Sunday 13 May 2018

Happy Mother's Day!

Thankful for all the amazing mothers that are part of my family story!
My maternal grandmother, my mother, and me circa 1995.


Saturday 12 May 2018

When You and I Were Young, Maggie - Genealogical Tunes

"But to me, you're as fair as you were, Maggie, when you and I were young..."

Innes Rae Melvin at age 19 shortly before
immigrating from Scotland to Canada.

In 1888, Innes Rae Melvin (1866 - 1920) started work as a ferryman taking incoming settlers and grain shipments across the Souris River in south-western Manitoba. He charged 25 cents to take a wagon with team across the river and lived in a tent by the river during the summer months in order to be available on demand for river crossings. 

That same year, Widow McRae was immigrating to Manitoba from Ontario along with her many children, including her daughter Margaret Florence McRae (1873-1920), to join her oldest son John who had already been farming in the area for two years. Following the death of her husband, Farquhar McRae, the young widow knew that her thirteen children would have better opportunities and access to farm land if they pioneered west.

The McRaes were able to travel as far as Deloraine, Manitoba by railway; however, they had to bundle all their farm equipment, food supplies and personal belongings into wagons to cover the last 50 kilometres to their homestead.  With the Souris River lying between them and their destination, they had to make use of Innes Melvin's small ferry to cross over the river safely.

Their daughter Bella wrote down what happened next:


Margaret Florence McRae at age 17 while she 
was working in Reston MB as a school teacher.



"Maggie, who had taken her Third Class (Grade X) examinations in Ontario, stopped in Winnipeg to attend Model School (teacher training). . . .

Later, the men around town were joking the young ferryman (father) about the family of girls he had taken across the river.  They asked him if he had picked a wife from among them.  To which he replied, 'No, I'm waiting for the one who stopped in Winnipeg.'

In 1891 Maggie McRae, after teaching for a year in a school near Reston, was engaged as a teacher in the South Antler School, about nine miles south of Melita.  Before long, Innes Melvin, who had homesteaded on 22-4-28, was courting her.  Old-timers recall the young couple walking through the bush at Sourisford, swishing the mosquitoes away with branches.

On December 24, 1891, the words spoken in jest by Innes Melvin in the fall of 1888 cam true when he and the young school teacher were married in Melita." 
- (The Melvin-McRae Story by Isabel Reekie, Chapter 2)





From all accounts, the Melvin home was both happy and always full of music.  Neighbours remember knowing that Innes was coming over for a visit because they could hear him singing on horseback before he arrived.  Their children remember Maggie always singing to them at bedtime and while she worked at household chores, cooking big meals for a threshing crew or knitting new winter mittens.  One song in particular stood out as a favourite, When You and I Were Young, Maggie.

"Mama's name was Margaret (she got Maggie).
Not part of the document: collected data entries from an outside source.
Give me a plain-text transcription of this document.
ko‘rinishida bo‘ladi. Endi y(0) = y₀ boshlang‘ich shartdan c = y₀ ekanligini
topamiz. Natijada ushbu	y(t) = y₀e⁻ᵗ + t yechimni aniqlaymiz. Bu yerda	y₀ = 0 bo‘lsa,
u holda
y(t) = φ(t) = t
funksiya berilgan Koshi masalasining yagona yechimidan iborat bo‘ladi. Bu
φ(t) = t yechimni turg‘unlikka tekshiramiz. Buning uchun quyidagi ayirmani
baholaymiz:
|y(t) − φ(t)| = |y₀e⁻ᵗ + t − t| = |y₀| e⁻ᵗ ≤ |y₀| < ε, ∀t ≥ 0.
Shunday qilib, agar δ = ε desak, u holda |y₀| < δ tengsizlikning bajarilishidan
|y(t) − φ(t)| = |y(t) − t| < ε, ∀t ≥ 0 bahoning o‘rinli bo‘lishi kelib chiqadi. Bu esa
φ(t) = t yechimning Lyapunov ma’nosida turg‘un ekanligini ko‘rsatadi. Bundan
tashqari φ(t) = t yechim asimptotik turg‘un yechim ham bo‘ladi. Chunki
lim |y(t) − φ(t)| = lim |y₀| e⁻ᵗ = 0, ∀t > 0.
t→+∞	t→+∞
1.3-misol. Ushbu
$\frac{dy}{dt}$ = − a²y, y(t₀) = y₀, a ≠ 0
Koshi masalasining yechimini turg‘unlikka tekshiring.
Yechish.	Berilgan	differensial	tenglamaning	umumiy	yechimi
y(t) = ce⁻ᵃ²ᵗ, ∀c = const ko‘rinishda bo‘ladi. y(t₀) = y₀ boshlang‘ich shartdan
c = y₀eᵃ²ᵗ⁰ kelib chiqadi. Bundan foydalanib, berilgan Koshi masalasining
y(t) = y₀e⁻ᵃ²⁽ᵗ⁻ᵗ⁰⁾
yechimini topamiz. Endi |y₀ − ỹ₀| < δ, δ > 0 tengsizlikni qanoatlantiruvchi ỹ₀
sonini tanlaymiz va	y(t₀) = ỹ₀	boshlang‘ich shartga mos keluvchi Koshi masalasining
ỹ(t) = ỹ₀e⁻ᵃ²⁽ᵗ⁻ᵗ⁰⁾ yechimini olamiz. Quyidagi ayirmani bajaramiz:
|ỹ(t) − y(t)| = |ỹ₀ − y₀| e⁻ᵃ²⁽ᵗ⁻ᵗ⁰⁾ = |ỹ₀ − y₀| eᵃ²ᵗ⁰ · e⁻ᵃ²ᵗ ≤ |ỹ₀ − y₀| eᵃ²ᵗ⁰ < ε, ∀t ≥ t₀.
Mama had a clear, sweet soprano voice.  Often she and Papa sang When You and I were Young, Maggie - he coming in with his bass, though he usually sang baritone.  It was their song.
- (The Open Door by Isabel Reekie, pg 8)

Innes and Maggie in the 1910s.

Of course as soon as I read that quote calling it their song, I had to track down a recording of When You and I Were Young, Maggie to have a listen.  Luckily it seems to have been a rather popular track (in fact it was added to the Canadian Songwriters Hall of Fame in 2005), so I had easy access on YouTube to a number of different recording versions online.  I've embedded my favourite version at the top of this post, and it still makes me a little emotional to listen to...

I am forever grateful to their daughter Bella Melvin Reekie for recording her childhood memories and family stories into two books which she shared amongst family members.  Those kind of details  are impossible to know from records alone and would be lost in time without someone taking the time to preserve them in writing.  It is such an incredible gift to know my 2x great-grandparents' favourite song and to be able to still sit and listen to the same music they used to sing as a duet almost 130 years after they first started courting and fell in love while walking through the prairie grasses on the plains of Manitoba!